Shrubs and other woody-fibrous plants should be cut through or hacked out of the soil with a hoe or mattock. This should be done about the middle of summer, because the shoots which may spring from the stool will then not only be fewer, but will also be more likely to get nipped by autumn and winter frost before the shoots ripen into hard wood. Blackthorn and hawthorn are often very troublesome; they are difficult to cut because of their thorns, and they have a strong reproductive capacity in shooting from the stool. If such shrubs, and also softwoods, are cut back in spring, piling heaps of earth (not too small in size) over the stools immediately after cutting often hinders their throwing out stool-shoots.

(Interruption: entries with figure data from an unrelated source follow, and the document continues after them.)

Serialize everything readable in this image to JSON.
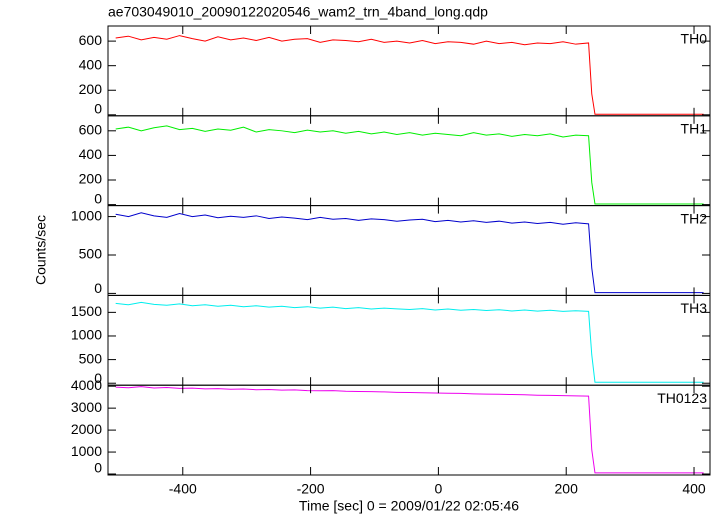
{
  "title": "ae703049010_20090122020546_wam2_trn_4band_long.qdp",
  "ylabel": "Counts/sec",
  "chart_data": [
    {
      "type": "line",
      "label": "TH0",
      "color": "#ff0000",
      "x": [
        -505,
        -485,
        -465,
        -445,
        -425,
        -405,
        -385,
        -365,
        -345,
        -325,
        -305,
        -285,
        -265,
        -245,
        -225,
        -205,
        -185,
        -165,
        -145,
        -125,
        -105,
        -85,
        -65,
        -45,
        -25,
        -5,
        15,
        35,
        55,
        75,
        95,
        115,
        135,
        155,
        175,
        195,
        215,
        235,
        240,
        245,
        300,
        350,
        400,
        415
      ],
      "values": [
        625,
        640,
        610,
        630,
        615,
        645,
        620,
        600,
        635,
        610,
        625,
        605,
        630,
        600,
        615,
        620,
        590,
        610,
        605,
        595,
        615,
        590,
        600,
        585,
        605,
        580,
        595,
        590,
        575,
        600,
        580,
        590,
        570,
        585,
        580,
        595,
        575,
        585,
        170,
        5,
        5,
        5,
        5,
        5
      ],
      "xlim": [
        -517,
        425
      ],
      "ylim": [
        -8,
        723
      ],
      "yticks": [
        0,
        200,
        400,
        600
      ]
    },
    {
      "type": "line",
      "label": "TH1",
      "color": "#00ee00",
      "x": [
        -505,
        -485,
        -465,
        -445,
        -425,
        -405,
        -385,
        -365,
        -345,
        -325,
        -305,
        -285,
        -265,
        -245,
        -225,
        -205,
        -185,
        -165,
        -145,
        -125,
        -105,
        -85,
        -65,
        -45,
        -25,
        -5,
        15,
        35,
        55,
        75,
        95,
        115,
        135,
        155,
        175,
        195,
        215,
        235,
        240,
        245,
        300,
        350,
        400,
        415
      ],
      "values": [
        615,
        630,
        600,
        625,
        640,
        610,
        620,
        595,
        615,
        605,
        630,
        590,
        610,
        600,
        585,
        605,
        590,
        600,
        580,
        595,
        575,
        590,
        570,
        585,
        565,
        580,
        570,
        560,
        585,
        565,
        575,
        555,
        570,
        560,
        575,
        550,
        565,
        560,
        180,
        5,
        5,
        5,
        5,
        5
      ],
      "xlim": [
        -517,
        425
      ],
      "ylim": [
        -8,
        722
      ],
      "yticks": [
        0,
        200,
        400,
        600
      ]
    },
    {
      "type": "line",
      "label": "TH2",
      "color": "#0000cc",
      "x": [
        -505,
        -485,
        -465,
        -445,
        -425,
        -405,
        -385,
        -365,
        -345,
        -325,
        -305,
        -285,
        -265,
        -245,
        -225,
        -205,
        -185,
        -165,
        -145,
        -125,
        -105,
        -85,
        -65,
        -45,
        -25,
        -5,
        15,
        35,
        55,
        75,
        95,
        115,
        135,
        155,
        175,
        195,
        215,
        235,
        240,
        245,
        300,
        350,
        400,
        415
      ],
      "values": [
        1030,
        1000,
        1050,
        1010,
        990,
        1040,
        1000,
        1020,
        985,
        1005,
        990,
        1010,
        975,
        995,
        980,
        960,
        990,
        965,
        975,
        950,
        970,
        960,
        940,
        955,
        965,
        935,
        950,
        930,
        945,
        925,
        940,
        915,
        930,
        910,
        925,
        900,
        920,
        905,
        330,
        10,
        10,
        10,
        10,
        10
      ],
      "xlim": [
        -517,
        425
      ],
      "ylim": [
        -26,
        1143
      ],
      "yticks": [
        0,
        500,
        1000
      ]
    },
    {
      "type": "line",
      "label": "TH3",
      "color": "#00eeee",
      "x": [
        -505,
        -485,
        -465,
        -445,
        -425,
        -405,
        -385,
        -365,
        -345,
        -325,
        -305,
        -285,
        -265,
        -245,
        -225,
        -205,
        -185,
        -165,
        -145,
        -125,
        -105,
        -85,
        -65,
        -45,
        -25,
        -5,
        15,
        35,
        55,
        75,
        95,
        115,
        135,
        155,
        175,
        195,
        215,
        235,
        240,
        245,
        300,
        350,
        400,
        415
      ],
      "values": [
        1690,
        1660,
        1710,
        1670,
        1650,
        1680,
        1640,
        1660,
        1630,
        1650,
        1620,
        1640,
        1610,
        1630,
        1600,
        1620,
        1590,
        1610,
        1580,
        1600,
        1570,
        1590,
        1575,
        1560,
        1580,
        1550,
        1570,
        1545,
        1560,
        1540,
        1555,
        1530,
        1550,
        1525,
        1545,
        1520,
        1535,
        1520,
        600,
        20,
        20,
        20,
        20,
        20
      ],
      "xlim": [
        -517,
        425
      ],
      "ylim": [
        -42,
        1859
      ],
      "yticks": [
        0,
        500,
        1000,
        1500
      ]
    },
    {
      "type": "line",
      "label": "TH0123",
      "color": "#ee00ee",
      "x": [
        -505,
        -485,
        -465,
        -445,
        -425,
        -405,
        -385,
        -365,
        -345,
        -325,
        -305,
        -285,
        -265,
        -245,
        -225,
        -205,
        -185,
        -165,
        -145,
        -125,
        -105,
        -85,
        -65,
        -45,
        -25,
        -5,
        15,
        35,
        55,
        75,
        95,
        115,
        135,
        155,
        175,
        195,
        215,
        235,
        240,
        245,
        300,
        350,
        400,
        415
      ],
      "values": [
        3960,
        3930,
        3980,
        3920,
        3940,
        3900,
        3910,
        3880,
        3890,
        3860,
        3870,
        3840,
        3850,
        3820,
        3830,
        3800,
        3790,
        3800,
        3770,
        3760,
        3750,
        3740,
        3720,
        3710,
        3700,
        3690,
        3680,
        3670,
        3650,
        3640,
        3630,
        3620,
        3610,
        3590,
        3580,
        3570,
        3560,
        3550,
        1100,
        50,
        50,
        50,
        50,
        50
      ],
      "xlim": [
        -517,
        425
      ],
      "ylim": [
        -45,
        4045
      ],
      "yticks": [
        0,
        1000,
        2000,
        3000,
        4000
      ],
      "xticks": [
        -400,
        -200,
        0,
        200,
        400
      ],
      "xlabel": "Time [sec] 0 = 2009/01/22 02:05:46"
    }
  ]
}
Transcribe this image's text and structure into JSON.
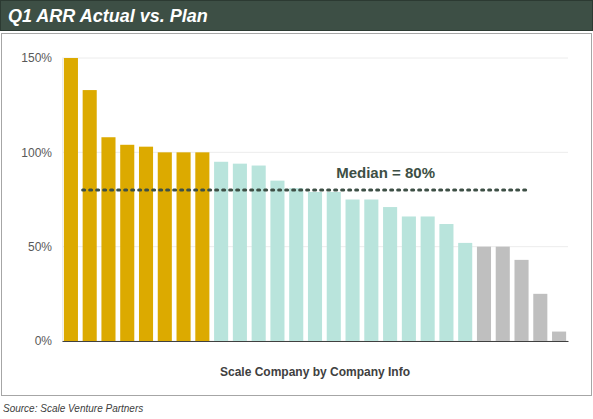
{
  "chart_data": {
    "type": "bar",
    "title": "Q1 ARR Actual vs. Plan",
    "x_label": "Scale Company by Company Info",
    "source": "Source: Scale Venture Partners",
    "categories": [
      null,
      null,
      null,
      null,
      null,
      null,
      null,
      null,
      null,
      null,
      null,
      null,
      null,
      null,
      null,
      null,
      null,
      null,
      null,
      null,
      null,
      null,
      null,
      null,
      null,
      null,
      null
    ],
    "values": [
      150,
      133,
      108,
      104,
      103,
      100,
      100,
      100,
      95,
      94,
      93,
      85,
      81,
      79,
      79,
      75,
      75,
      71,
      66,
      66,
      62,
      52,
      50,
      50,
      43,
      25,
      5
    ],
    "colors": [
      "#dcaa00",
      "#dcaa00",
      "#dcaa00",
      "#dcaa00",
      "#dcaa00",
      "#dcaa00",
      "#dcaa00",
      "#dcaa00",
      "#b9e4dc",
      "#b9e4dc",
      "#b9e4dc",
      "#b9e4dc",
      "#b9e4dc",
      "#b9e4dc",
      "#b9e4dc",
      "#b9e4dc",
      "#b9e4dc",
      "#b9e4dc",
      "#b9e4dc",
      "#b9e4dc",
      "#b9e4dc",
      "#b9e4dc",
      "#bfbfbf",
      "#bfbfbf",
      "#bfbfbf",
      "#bfbfbf",
      "#bfbfbf"
    ],
    "ylim": [
      0,
      150
    ],
    "yticks": [
      {
        "value": 0,
        "label": "0%"
      },
      {
        "value": 50,
        "label": "50%"
      },
      {
        "value": 100,
        "label": "100%"
      },
      {
        "value": 150,
        "label": "150%"
      }
    ],
    "grid": true,
    "tick_labels": "y",
    "data_labels": false,
    "annotations": [
      {
        "text": "Median = 80%",
        "y": 80
      }
    ]
  }
}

To obviate a strong growth of weeds in nurseries, the forester must avoid sites with damp soil, or near open areas from which the seeds of weeds can be wind-borne. Whenever available, old arable land free from weeds is preferable. Caution, too, should be used in manuring with compost formed from heaps of garden rubbish, as this often contains many weeds removed about their seeding-time; and as these seeds retain germinative power for a very long time, the use of such compost often leads to a very strong growth of weeds on the nursery seed-beds. Garden rubbish should therefore be burned and only the ashes thrown on the compost heap. So too, when leaf-mould is brought from the woods to pile on compost heaps, fungi (Botrytis especially) are often brought, which ultimately infect the seed-beds and cause much loss, among coniferous seedlings especially. When, in spite of such precautions, weeds make their appearance, they should be hoed after heavy rainfall or during damp weather, and all their roots removed. Spreading sawdust between the nursery-rows also prevents the growth of weeds and keeps the surface soil moist, while it also prevents the soil being lifted by frost.

B. Epiphytic Plants.-The chief plants of this kind usually found in British woodlands are Ivy, and Beard-mosses (Usnea) and other Lichens.

1. Ivy (Hedera helix) is a non-parasitic plant. It obtains its nourishment mostly from the soil, and the rootlets attached to stems and branches are mainly tentacles for support. Unless where desired for ornament, it should be cut through near the ground, the operation being repeated if necessary; because if allowed to grow unchecked, it soon interferes with the well-being of the crop.